Cardiac function decreases with isoproterenol injury in dystrophic hearts. (A) Left-ventricular ejection fraction (LVEF) in mdx mice was significantly reduced by day 7 and further reduced at day 14. (B,C) The left-ventricular end-diastolic volume (EDV; B) and end-systolic volume (ESV; C) in mdx mice were significantly greater than those in WT mice at day 14, signifying left-ventricular dilation. (D,E) There were no significant changes in the cardiac output (CO; D) or heart rate (HR; E) in either the WT or mdx group. (F) 2D ultrasound parasternal long-axis images at peak systole for both mdx and WT mice at day 0, day 7 and day 14 with LVEF label (EF). Scale bar: 1 mm. These findings suggest that the mdx mice exhibited dilated cardiomyopathy by day 14 when given an isoproterenol challenge. Data are presented as mean±s.e.m.

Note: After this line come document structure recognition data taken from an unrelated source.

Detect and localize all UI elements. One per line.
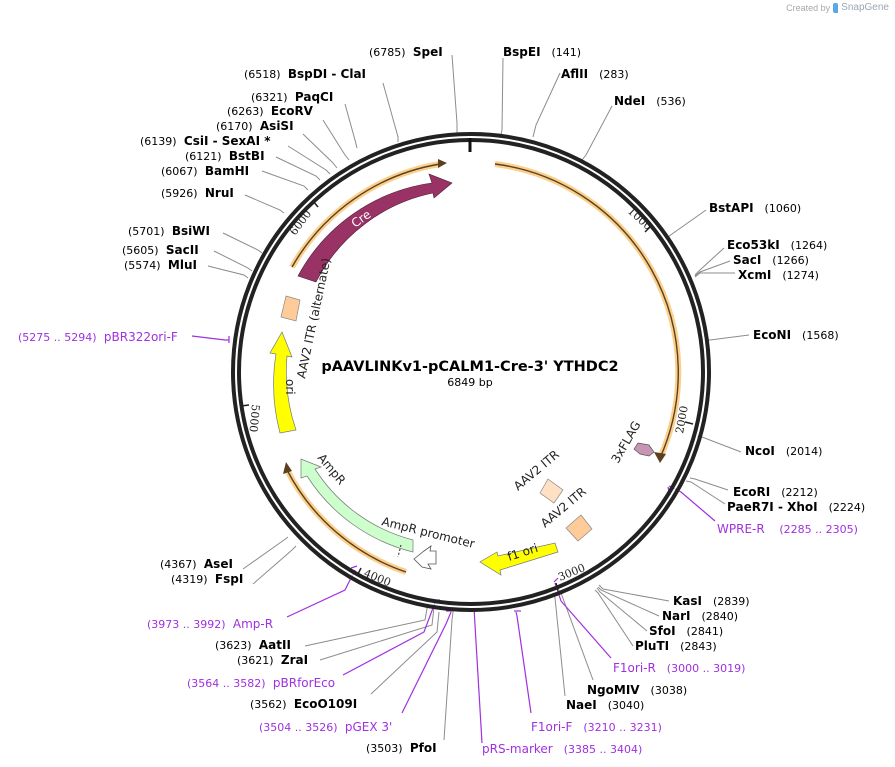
feature-f1-ori[interactable] [479, 542, 559, 576]
enzyme-label[interactable]: (6518) BspDI - ClaI [244, 67, 367, 81]
primer-label[interactable]: pRS-marker (3385 .. 3404) [482, 742, 643, 756]
watermark-brand: SnapGene [841, 2, 889, 13]
feature-label-ori: ori [283, 379, 297, 395]
snapgene-watermark: Created by SnapGene [786, 2, 889, 13]
enzyme-label[interactable]: PaeR7I - XhoI (2224) [727, 500, 866, 514]
enzyme-label[interactable]: EcoNI (1568) [753, 328, 839, 342]
enzyme-label[interactable]: NarI (2840) [662, 609, 739, 623]
svg-text:1000: 1000 [625, 205, 655, 233]
enzyme-label[interactable]: (3503) PfoI [366, 741, 437, 755]
enzyme-label[interactable]: (5574) MluI [124, 258, 197, 272]
enzyme-leader-lines [207, 54, 750, 741]
feature-cre[interactable] [297, 173, 453, 283]
primer-label[interactable]: (5275 .. 5294) pBR322ori-F [18, 330, 178, 344]
enzyme-label[interactable]: (5605) SacII [122, 243, 199, 257]
feature-ampr[interactable] [300, 458, 414, 553]
feature-aav2-itr-2[interactable] [565, 514, 593, 542]
snapgene-logo-icon [833, 2, 839, 13]
enzyme-label[interactable]: (3623) AatII [215, 638, 291, 652]
svg-text:5000: 5000 [247, 404, 262, 433]
primer-label[interactable]: (3973 .. 3992) Amp-R [147, 617, 274, 631]
plasmid-length: 6849 bp [447, 376, 493, 389]
enzyme-label[interactable]: (6321) PaqCI [251, 90, 334, 104]
enzyme-label[interactable]: Eco53kI (1264) [727, 238, 828, 252]
feature-3xflag[interactable] [633, 442, 655, 457]
feature-aav2-itr-alternate[interactable] [280, 295, 301, 322]
enzyme-label[interactable]: SacI (1266) [733, 253, 809, 267]
enzyme-label[interactable]: SfoI (2841) [649, 624, 724, 638]
primer-label[interactable]: (3564 .. 3582) pBRforEco [187, 676, 336, 690]
enzyme-label[interactable]: (5926) NruI [161, 186, 234, 200]
enzyme-label[interactable]: NaeI (3040) [566, 698, 645, 712]
enzyme-label[interactable]: (6170) AsiSI [216, 119, 294, 133]
enzyme-label[interactable]: (4367) AseI [160, 557, 233, 571]
primer-label[interactable]: F1ori-R (3000 .. 3019) [613, 661, 746, 675]
enzyme-label[interactable]: NdeI (536) [614, 94, 686, 108]
enzyme-label[interactable]: (6067) BamHI [161, 164, 250, 178]
bp-ticks [240, 200, 694, 592]
enzyme-label[interactable]: NgoMIV (3038) [587, 683, 688, 697]
enzyme-label[interactable]: NcoI (2014) [745, 444, 823, 458]
plasmid-name: pAAVLINKv1-pCALM1-Cre-3' YTHDC2 [321, 359, 619, 375]
primer-label[interactable]: WPRE-R (2285 .. 2305) [717, 522, 858, 536]
orf-arcs [283, 159, 682, 575]
enzyme-label[interactable]: PluTI (2843) [635, 639, 717, 653]
enzyme-label[interactable]: (3621) ZraI [237, 653, 309, 667]
enzyme-label[interactable]: AflII (283) [561, 67, 629, 81]
enzyme-label[interactable]: (6263) EcoRV [227, 104, 313, 118]
enzyme-label[interactable]: (4319) FspI [171, 572, 244, 586]
backbone-gap [235, 136, 707, 608]
feature-label-3xflag: 3xFLAG [608, 419, 643, 466]
enzyme-label[interactable]: XcmI (1274) [738, 268, 819, 282]
enzyme-label[interactable]: EcoRI (2212) [733, 485, 818, 499]
enzyme-label[interactable]: (6139) CsiI - SexAI * [140, 134, 271, 148]
enzyme-label[interactable]: (5701) BsiWI [128, 224, 210, 238]
enzyme-label[interactable]: KasI (2839) [673, 594, 750, 608]
enzyme-label[interactable]: BspEI (141) [503, 45, 582, 59]
feature-ori[interactable] [269, 331, 297, 434]
watermark-prefix: Created by [786, 2, 831, 13]
primer-label[interactable]: (3504 .. 3526) pGEX 3' [259, 720, 393, 734]
primer-label[interactable]: F1ori-F (3210 .. 3231) [531, 720, 662, 734]
feature-aav2-itr-1[interactable] [539, 478, 564, 504]
enzyme-label[interactable]: (3562) EcoO109I [250, 697, 358, 711]
enzyme-label[interactable]: (6121) BstBI [185, 149, 265, 163]
enzyme-label[interactable]: (6785) SpeI [369, 45, 443, 59]
feature-ampr-promoter[interactable] [413, 545, 437, 570]
backbone-outer-strand [231, 132, 711, 612]
enzyme-label[interactable]: BstAPI (1060) [709, 201, 802, 215]
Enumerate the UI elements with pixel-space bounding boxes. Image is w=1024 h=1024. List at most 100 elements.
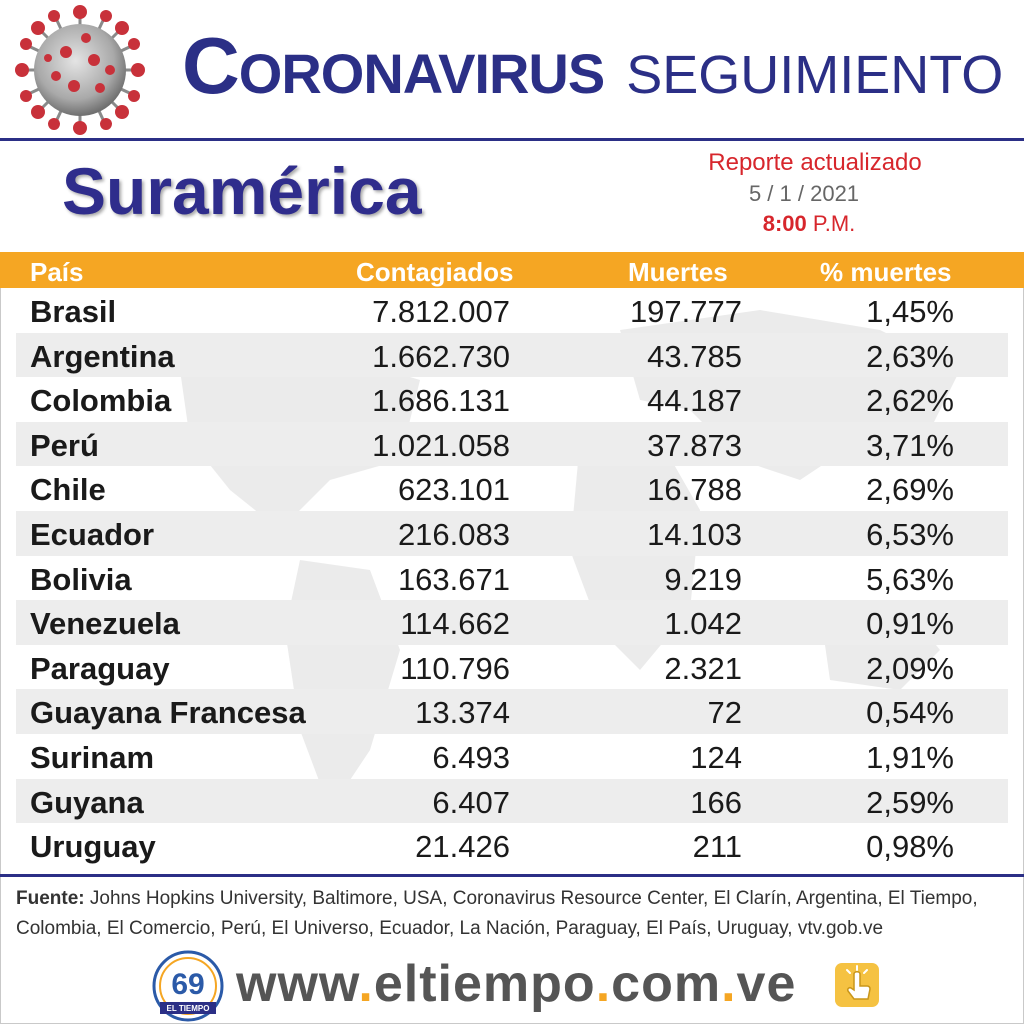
contagiados-cell: 1.662.730 [372,338,510,374]
pct-muertes-cell: 3,71% [866,427,954,463]
table-row: Perú 1.021.058 37.873 3,71% [0,421,1024,467]
country-cell: Perú [30,427,99,463]
region-title: Suramérica [62,154,422,228]
coronavirus-icon [15,5,145,135]
report-info: Reporte actualizado 5 / 1 / 2021 8:00 P.… [700,149,930,237]
muertes-cell: 2.321 [664,650,742,686]
footer: 69 EL TIEMPO www.eltiempo.com.ve [0,948,1024,1024]
country-cell: Surinam [30,739,155,775]
source-note: Fuente: Johns Hopkins University, Baltim… [16,884,1011,944]
contagiados-cell: 216.083 [397,516,510,552]
muertes-cell: 72 [707,695,742,731]
url-part: com [611,955,722,1013]
table-row: Argentina 1.662.730 43.785 2,63% [0,332,1024,378]
report-time: 8:00 [762,211,807,236]
url-dot: . [358,955,374,1013]
contagiados-cell: 623.101 [397,472,510,508]
title-light: SEGUIMIENTO [626,45,1004,105]
muertes-cell: 44.187 [647,383,742,419]
logo-text: EL TIEMPO [167,1004,210,1013]
header-pais: País [30,257,84,287]
website-url[interactable]: www.eltiempo.com.ve [236,954,796,1014]
pct-muertes-cell: 2,59% [866,784,954,820]
source-label: Fuente: [16,888,85,909]
pct-muertes-cell: 1,45% [866,294,954,329]
contagiados-cell: 13.374 [415,695,510,731]
contagiados-cell: 1.021.058 [372,427,510,463]
row-shade [16,600,1008,645]
top-divider [0,138,1024,141]
table-body: Brasil 7.812.007 197.777 1,45% Argentina 1.66… [0,288,1024,868]
table-header: País Contagiados Muertes % muertes [0,252,1024,288]
table-row: Guyana 6.407 166 2,59% [0,778,1024,824]
bottom-divider [0,874,1024,877]
pct-muertes-cell: 0,91% [866,606,954,642]
muertes-cell: 14.103 [647,516,742,552]
el-tiempo-logo: 69 EL TIEMPO [152,950,224,1022]
header-pct-muertes: % muertes [820,257,952,287]
country-cell: Uruguay [30,829,156,865]
muertes-cell: 16.788 [647,472,742,508]
row-shade [16,332,1008,378]
subheader: Suramérica Reporte actualizado 5 / 1 / 2… [0,141,1024,252]
header-contagiados: Contagiados [356,257,514,287]
contagiados-cell: 163.671 [397,561,510,597]
click-hand-icon[interactable] [834,962,880,1008]
report-label: Reporte actualizado [708,149,922,176]
country-cell: Brasil [30,294,117,329]
row-shade [16,689,1008,734]
country-cell: Venezuela [30,606,180,642]
table-row: Chile 623.101 16.788 2,69% [0,466,1024,511]
muertes-cell: 124 [690,739,742,775]
url-dot: . [721,955,737,1013]
country-cell: Chile [30,472,106,508]
header-muertes: Muertes [628,257,728,287]
contagiados-cell: 114.662 [400,606,510,642]
muertes-cell: 43.785 [647,338,742,374]
pct-muertes-cell: 1,91% [866,739,954,775]
muertes-cell: 211 [692,829,742,865]
title-bold-rest: ORONAVIRUS [238,42,605,105]
muertes-cell: 1.042 [664,606,742,642]
row-shade [16,510,1008,556]
page-title: CORONAVIRUS SEGUIMIENTO [182,20,1003,120]
contagiados-cell: 7.812.007 [372,294,510,329]
contagiados-cell: 21.426 [415,829,510,865]
pct-muertes-cell: 6,53% [866,516,954,552]
pct-muertes-cell: 5,63% [866,561,954,597]
url-part: www [236,955,359,1013]
muertes-cell: 166 [690,784,742,820]
country-cell: Argentina [30,338,175,374]
pct-muertes-cell: 2,09% [866,650,954,686]
report-ampm: P.M. [812,211,856,236]
header: CORONAVIRUS SEGUIMIENTO [0,0,1024,138]
table-row: Venezuela 114.662 1.042 0,91% [0,600,1024,645]
title-initial: C [182,21,240,110]
pct-muertes-cell: 2,63% [866,338,954,374]
stats-table: País Contagiados Muertes % muertes Brasi… [0,252,1024,864]
muertes-cell: 9.219 [664,561,742,597]
table-row: Uruguay 21.426 211 0,98% [0,823,1024,868]
table-row: Paraguay 110.796 2.321 2,09% [0,645,1024,690]
table-row: Bolivia 163.671 9.219 5,63% [0,556,1024,601]
muertes-cell: 37.873 [647,427,742,463]
url-dot: . [595,955,612,1013]
logo-number: 69 [171,968,204,1001]
source-text: Johns Hopkins University, Baltimore, USA… [16,888,978,939]
table-row: Surinam 6.493 124 1,91% [0,734,1024,779]
url-part: eltiempo [373,955,596,1013]
pct-muertes-cell: 2,62% [866,383,954,419]
country-cell: Ecuador [30,516,155,552]
country-cell: Colombia [30,383,172,419]
country-cell: Guyana [30,784,144,820]
pct-muertes-cell: 0,54% [866,695,954,731]
contagiados-cell: 6.407 [432,784,510,820]
table-row: Brasil 7.812.007 197.777 1,45% [0,288,1024,333]
pct-muertes-cell: 0,98% [866,829,954,865]
url-part: ve [736,955,797,1013]
contagiados-cell: 6.493 [432,739,510,775]
country-cell: Paraguay [30,650,170,686]
pct-muertes-cell: 2,69% [866,472,954,508]
contagiados-cell: 110.796 [400,650,510,686]
report-date: 5 / 1 / 2021 [748,181,860,206]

All P-values are based on two-way ANOVA with Tukey's multiple comparison test. *P<0.05, **P<0.01 and ***P<0.001 versus WT at a specified timepoint. ^#P<0.05, ^##P<0.01 and ^###P<0.001 mdx difference between timepoints. bpm, beats/min.

Fig. 6.

Cardiac response to isoproterenol challenge decreases over time in dystrophic hearts. (A,B) The initial compensatory response to an isoproterenol administration measured at exactly 1 min before and 1 min after the injection was apparent in the increase in HR and LVEF in both mdx and WT mice. (C) In the 2D ultrasound images of the left ventricle, this compensation can be seen as endocardial walls coming close together during systole. (D,E) After 7 days of exposure to isoproterenol injury, this compensatory response is impaired in the mdx mice, in which the ΔLVEF (D) and ΔHR (E) are reduced in comparison to those in WT. (F) There is little to no qualitative change in the left-ventricular chamber in the mdx mice compared to WT mice immediately after isoproterenol injection. After prolonged exposure to an isoproterenol challenge, the ability of mdx mice to compensate for a single injection is impaired in comparison to the robust compensation of WT mice. Data are presented as mean±s.e.m. All P-values are based on two-way ANOVA with Tukey's multiple comparison test. **P<0.01 and ****P<0.0001 versus WT. ^##P<0.01, ^###P<0.001 and ^####P<0.0001 difference between pre- and post-injection.

Fig. 7.

4D strain magnitude decreases in dystrophic hearts with isoproterenol injury. (A-D) Global circumferential, longitudinal, radial and surface area strain were calculated with 4D ultrasound (4DUS) measurements. (E-H) In the mdx mice with isoproterenol injury, the magnitude of strain was significantly lowered by day 7. There was a slight recovery in ventricular strain by day 14, yet the strain magnitude remains significantly reduced. 4D strain decreases in dystrophic hearts when given an isoproterenol challenge. After the completion of the isoproterenol challenge, there is some functional recovery, but irreversible damage remains. Data are presented as mean±s.e.m. All P-values are based on two-way ANOVA with Tukey's multiple comparison test. *P<0.05, **P<0.01, ***P<0.001 and ****P<0.0001 versus WT at a specified timepoint. ^##P<0.01, ^###P<0.001 and ^####P<0.0001 mdx difference between timepoints. E_cc, circumferential strain; E_ll, longitudinal strain; E_rr, radial strain; E_a, surface area strain.